(SM-1902) Azure Data Lake
This guide describes a process required to establish a connection from Datavard Storage Management to Azure Data Lake Storage. This storage can serve as a target for Glue extraction to .csv, or as a storage layer for Big data solutions like Azure Databricks or Azure HDInsight.
Contents
Prerequisites
- Azure Data Lake Storage account
- Reuse Library transports imported
- SAP NetWeaver 7.10+
- Network connection between a SAP system and Azure environment
Steps on Azure
You should perform these steps before the implementation.
Application registration
Application registration is used for an authentication to ADLS. To create a new registration of an application, follow these steps:
- Go to Azure Active Directory > App registrations > New application registration
- Fill required fields and Click Create.
- Note down Application ID, as it will be required later on during the Storage management configuration.
- Click Settings, Required permissions and add permission for Azure Data Lake.
- Click Keys and generate a new key. Note down the key, as it will be used later on during the configuration.
Creating a landing folder
Create a folder where all the new files extracted from the SAP system will be located and set the correct permissions for this folder.
- Go to your ADLS resource Data explorer and click New Folder in the desired location.
- In the new folder, click Access and add access to the application registered in the previous section.
Tenant
Tenant is an unique identifier of your organization.

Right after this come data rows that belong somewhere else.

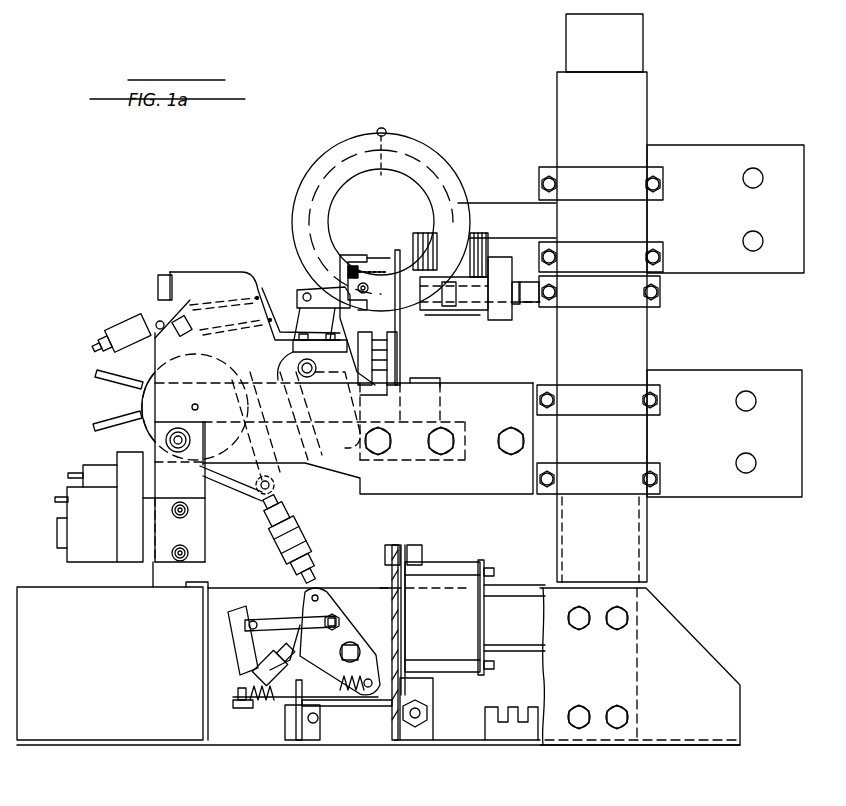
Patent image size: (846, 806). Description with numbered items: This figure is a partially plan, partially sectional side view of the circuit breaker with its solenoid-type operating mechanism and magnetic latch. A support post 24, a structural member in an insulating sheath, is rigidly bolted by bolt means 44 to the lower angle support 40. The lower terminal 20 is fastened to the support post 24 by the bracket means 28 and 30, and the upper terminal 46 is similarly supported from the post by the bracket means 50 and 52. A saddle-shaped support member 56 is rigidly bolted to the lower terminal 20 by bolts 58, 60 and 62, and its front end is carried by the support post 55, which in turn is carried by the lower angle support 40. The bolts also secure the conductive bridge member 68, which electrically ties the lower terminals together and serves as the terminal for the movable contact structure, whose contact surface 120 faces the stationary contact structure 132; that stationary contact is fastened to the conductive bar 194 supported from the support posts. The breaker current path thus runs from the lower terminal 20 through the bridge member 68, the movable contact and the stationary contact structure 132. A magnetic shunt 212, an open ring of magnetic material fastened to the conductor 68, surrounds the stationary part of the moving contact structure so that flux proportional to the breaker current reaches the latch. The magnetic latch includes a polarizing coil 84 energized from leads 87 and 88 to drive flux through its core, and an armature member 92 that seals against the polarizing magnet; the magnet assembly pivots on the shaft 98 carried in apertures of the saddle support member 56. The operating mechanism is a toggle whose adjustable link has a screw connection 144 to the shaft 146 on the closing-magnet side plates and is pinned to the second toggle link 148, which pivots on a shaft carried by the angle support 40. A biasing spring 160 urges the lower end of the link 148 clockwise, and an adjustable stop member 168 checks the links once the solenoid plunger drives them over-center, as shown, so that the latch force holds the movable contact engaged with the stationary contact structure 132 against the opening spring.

The lower terminal 20 is at (785, 425).
The support post 24 is at (640, 521).
The bracket 28 is at (652, 475).
The bracket 30 is at (653, 395).
The lower angle support 40 is at (697, 653).
The bolt means 44 is at (576, 624).
The upper terminal 46 is at (788, 207).
The bracket 50 is at (652, 249).
The bracket 52 is at (661, 168).
The support post 55 is at (174, 492).
The saddle-shaped support member 56 is at (337, 468).
The bolt 58 is at (381, 445).
The bolt 60 is at (444, 446).
The bolt 62 is at (512, 446).
The conductive bridge member 68 is at (466, 431).
The polarizing coil 84 is at (140, 402).
The lead 87 is at (97, 374).
The lead 88 is at (93, 428).
The armature member 92 is at (215, 455).
The pivotal mounting shaft 98 is at (318, 376).
The contact surface 120 is at (392, 242).
The stationary contact structure 132 is at (415, 237).
The screw connection 144 is at (320, 542).
The shaft 146 is at (254, 494).
The toggle link 148 is at (328, 601).
The biasing spring 160 is at (268, 703).
The adjustable stop member 168 is at (303, 653).
The conductive bar 194 is at (498, 313).
The magnetic shunt 212 is at (349, 425).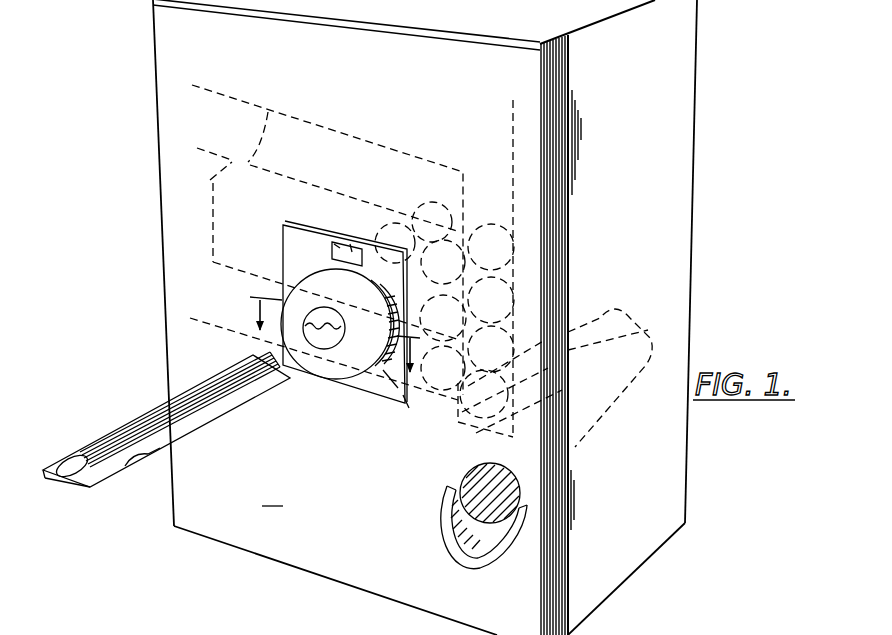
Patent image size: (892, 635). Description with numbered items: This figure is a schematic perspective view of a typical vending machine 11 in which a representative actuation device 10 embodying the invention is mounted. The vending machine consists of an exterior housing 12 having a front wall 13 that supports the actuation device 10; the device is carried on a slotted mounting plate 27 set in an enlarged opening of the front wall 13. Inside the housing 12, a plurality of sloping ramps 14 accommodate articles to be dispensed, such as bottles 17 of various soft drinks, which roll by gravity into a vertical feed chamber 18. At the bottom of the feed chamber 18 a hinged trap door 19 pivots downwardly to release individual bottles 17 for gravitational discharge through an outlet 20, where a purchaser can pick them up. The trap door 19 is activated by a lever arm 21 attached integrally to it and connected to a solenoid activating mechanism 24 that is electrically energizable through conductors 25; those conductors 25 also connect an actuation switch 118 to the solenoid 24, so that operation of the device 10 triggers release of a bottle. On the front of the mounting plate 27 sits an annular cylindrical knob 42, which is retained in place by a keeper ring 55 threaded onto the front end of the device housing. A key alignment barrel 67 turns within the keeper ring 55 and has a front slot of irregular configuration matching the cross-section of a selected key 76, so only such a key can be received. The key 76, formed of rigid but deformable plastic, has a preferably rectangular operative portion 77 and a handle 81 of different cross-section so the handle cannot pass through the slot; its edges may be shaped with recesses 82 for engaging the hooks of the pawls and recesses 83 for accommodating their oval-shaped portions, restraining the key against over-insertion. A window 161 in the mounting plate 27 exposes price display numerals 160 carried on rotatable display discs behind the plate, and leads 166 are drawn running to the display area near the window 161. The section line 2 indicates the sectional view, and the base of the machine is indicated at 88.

For the authentication of your organization, you should obtain the value of the tenant by following these steps:
- Go to Azure Active Directory > App Registrations > Endpoints
- Copy the OAUTH 2.0 AUTHORIZATION ENDPOINT and extract its ID part. (For example: https://login.microsoftonline.com/6fdc3117-ec29-4d73-8b33-028c513372/oauth2/authorize).
Steps on SAP
After preparation is complete on Azure side, fill the required information on the SAP side to establish a connection.
STRUST
Root certificate authority of Microsoft needs to be present in STRUST to establish a secure SSL connection.
- With the help of your internet browser, copy the CA public certificate into a file, as shown in the figure below.
- In STRUST, import this certificate into SSL Client (Anonymous) PSE.
- Go to the transaction SMICM and restart the ICM services as shown on the figure.
RFCs
To successfully establish a connection to ADLS create two RFCs in SM59.
- Start with the creation of an RFC of the type G for Microsoft Active directory with Target Host set to: login.microsoftonline.com. This RFC represents connection to authority server that grants an authentication token for ADLS.
Set SSL to "Active" and Certificate list to "ANONYM". - Create RFC type G for Microsoft Data lake. Set Target Host to your ADLS address (e.g. clazuhdi02.azuredatalakestore.net) and Path Prefix to /webhdfs/v1/<Path to landing folder>. Set SSL to "Active" and Certificate list to "ANONYM".
Authentication profile
Authentication profile contains login information, which you should create in the table /DVD/OAUTH_CONF.
OAUTH_PROFILE you may choose any value to identify a profile used for the authentication
CLIENT_ID is an Application ID created in the section Creating Application Registration
CLIENT_SECRET is a key created in the section Creating Application Registration
GRANT_TYPE is the fixed value "client_credentials"
RESOURCE is the fixed value "https://datalake.azure.net/"
TENANT is an identifier described in the section Tenant
URL is left blank
Linking authentication profile
Next step is to link the authentication profile with RFCs created in the table /DVD/HDP_AUT_OA2.
Setting authentication method
The authentication method needs to be set to OAUTH2.0 in the table /DVD/HDP_CUS_C
Creating storage in Datavard Storage Management
After configuration is complete, you need to define a storage that serves as a target for the extraction.
- Go to the transaction /DVD/SM_SETUP.
- Go to Edit Mode and Click New Storage.
- Create a new storage of the type HADOOP and fill the RFC destination.